Adalberto Souza

CULTURA

Que tipo de homem escreve uma história de amor?

06/07/2015 07h07

“Te falo de cadeira: largar emprego pra ser escritor é uma bobagem do século XIX. Romantismo decadente. É ridículo. Ninguém mais quer ler livro. Muito menos escrever. É difícil, chato, dói e não serve para nada. Se tava de saco cheio, por que não inventou um programa de aventura ou se candidatou a editor de um programa de esporte?” (p. 15)

Um livro dentro de outro livro, um romance poético ou um livro de poemas em forma de romance. Confesso que quando vi o título do livro de Luciana Pessanha, fiquei intrigado, Que tipo de homem escreve uma história de amor? (Rocco, 2015). É bastante curioso. Afinal sou desses que tem uma extrema curiosidade, sempre quero saber das coisas. 

Atirei-me ao livro com voracidade e em nenhum momento consegui parar de ler. Não sei se gostei da forma cativante do personagem principal, meio bêbado, derrotado, convicto de sua falta de importância, mas mesmo assim confiante de sua veia artística e crente de seu talento literário para escrever o melhor livro já visto ou da intromissão muitas vezes em forma de poemas de um outro personagem que nunca aparece, apenas seus diários são desbravados ou seus telefonemas mais enigmáticos do que esclarecedores que servem para enlouquecer ainda mais o protagonista.

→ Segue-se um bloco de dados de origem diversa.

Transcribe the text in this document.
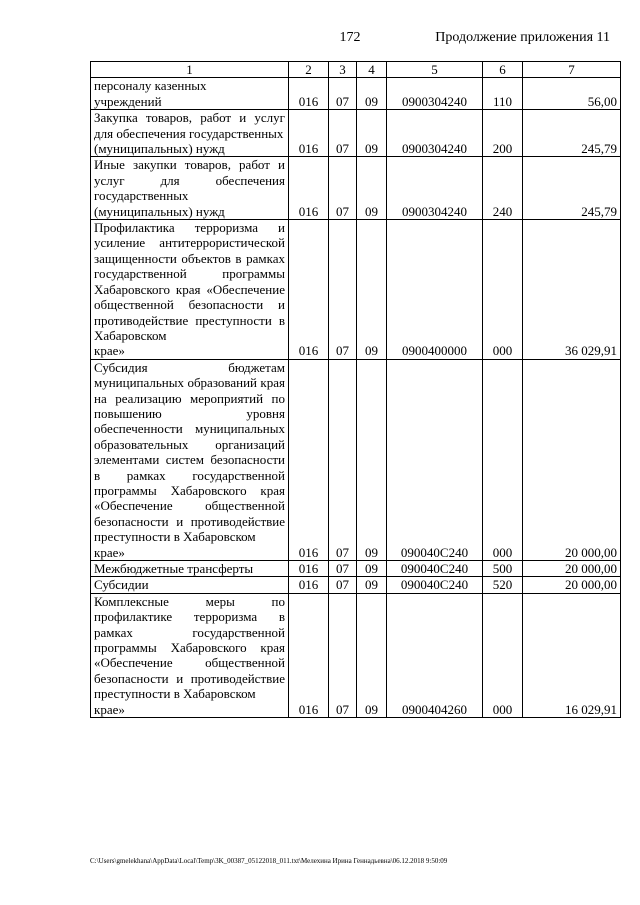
172	Продолжение приложения 11
1	2	3	4	5	6	7
персоналу казенных
учреждений	016	07	09	0900304240	110	56,00
Закупка товаров, работ и услуг для обеспечения государственных
(муниципальных) нужд	016	07	09	0900304240	200	245,79
Иные закупки товаров, работ и услуг для обеспечения государственных
(муниципальных) нужд	016	07	09	0900304240	240	245,79
Профилактика терроризма и усиление антитеррористической защищенности объектов в рамках государственной программы Хабаровского края «Обеспечение общественной безопасности и противодействие преступности в Хабаровском
крае»	016	07	09	0900400000	000	36 029,91
Субсидия бюджетам муниципальных образований края на реализацию мероприятий по повышению уровня обеспеченности муниципальных образовательных организаций элементами систем безопасности в рамках государственной программы Хабаровского края «Обеспечение общественной безопасности и противодействие преступности в Хабаровском
крае»	016	07	09	090040С240	000	20 000,00

Межбюджетные трансферты	016	07	09	090040С240	500	20 000,00

Субсидии	016	07	09	090040С240	520	20 000,00
Комплексные меры по профилактике терроризма в рамках государственной программы Хабаровского края «Обеспечение общественной безопасности и противодействие преступности в Хабаровском
крае»	016	07	09	0900404260	000	16 029,91
C:\Users\gmelekhana\AppData\Local\Temp\3K_00387_05122018_011.txt\Мелехина Ирина Геннадьевна\06.12.2018 9:50:09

Da extrema angústia e conformismo de Daniel (jornalista recém demitido, em busca de algo para sustentar sua absoluta falta de vontade com tudo que o cerca) a aparição fantasmagórica e providencial de Ana (antiga namorada, sempre presente nas coisas do apartamento emprestado providencialmente ao instável ex-namorado), o livro é um ótimo exercício lírico. Os poemas incidentais são belíssimos, dariam outro livro. Podem ser lidos separados do texto e isso não faria diferença na forma em que eles foram escritos. Frutos dos diários de Ana, de sua busca por sentido e lugar dentro de sua própria vida, acabam servindo de bússola para o romance combalido de Daniel.   

“A vida sempre lá.
Eu indo com as coisas como se não quebrassem.
Vou indo. Já vou.
Não escrevo, não penso, não dói.
Frivolidade tão humana
Instinto de sobrevivência
Quase angustia. Só quase.
Sempre.” (p.56)

Ao longo do livro outras pessoas vão aparecendo e trazendo outros desarranjos ao protagonista. Cria-se uma verdadeira órbita onde eles transitam e destilam suas verdades suspeitas e às vezes mais perturbadoras para o já não tão normal ex-jornalista. Aos trancos, ele vai escrevendo e para sua total falta de ideia para o tal livro que tenta escrever, vai aos poucos se valendo de um subterfúgio não tão ético. E ao longo da escrita o dilema vai num crescendo em proporção igual. 

“O que fazer com o mofo, que cresce do lado de dentro?
Como se evita a morte, ainda no embrião?
Eu, que morro todo dia,
quero perder a consciência.
Quero ganhar a corrida, a aposta, a briga.
Uns minutos de alegra,
Dois ou três, por dia, bem mendiga,
bastaria.” (p.68)

Em um momento da narrativa, Daniel, lança a seguinte pergunta “Quantas camadas de olhar são necessárias para contar uma história?”. Dependendo da trama, para tanto seriam abertas várias portas e em todas elas inúmeras possibilidades para desenrolar o destino de suas personagens. E eles são facetados para criar uma empatia imediata com o leitor. 

Um livro interessante, para ser lido aos poucos, degustando as várias nuances que são apresentadas. Leve, denso e um pouco inquietante, duvido que se você já tentou escrever algo e ficou horas olhando aquele papel em branco sem lhe dizer nada, não se identifique com o Daniel. Uma dica, depois da leitura, volte ao início e leia apenas os poemas, uma experiência interessante.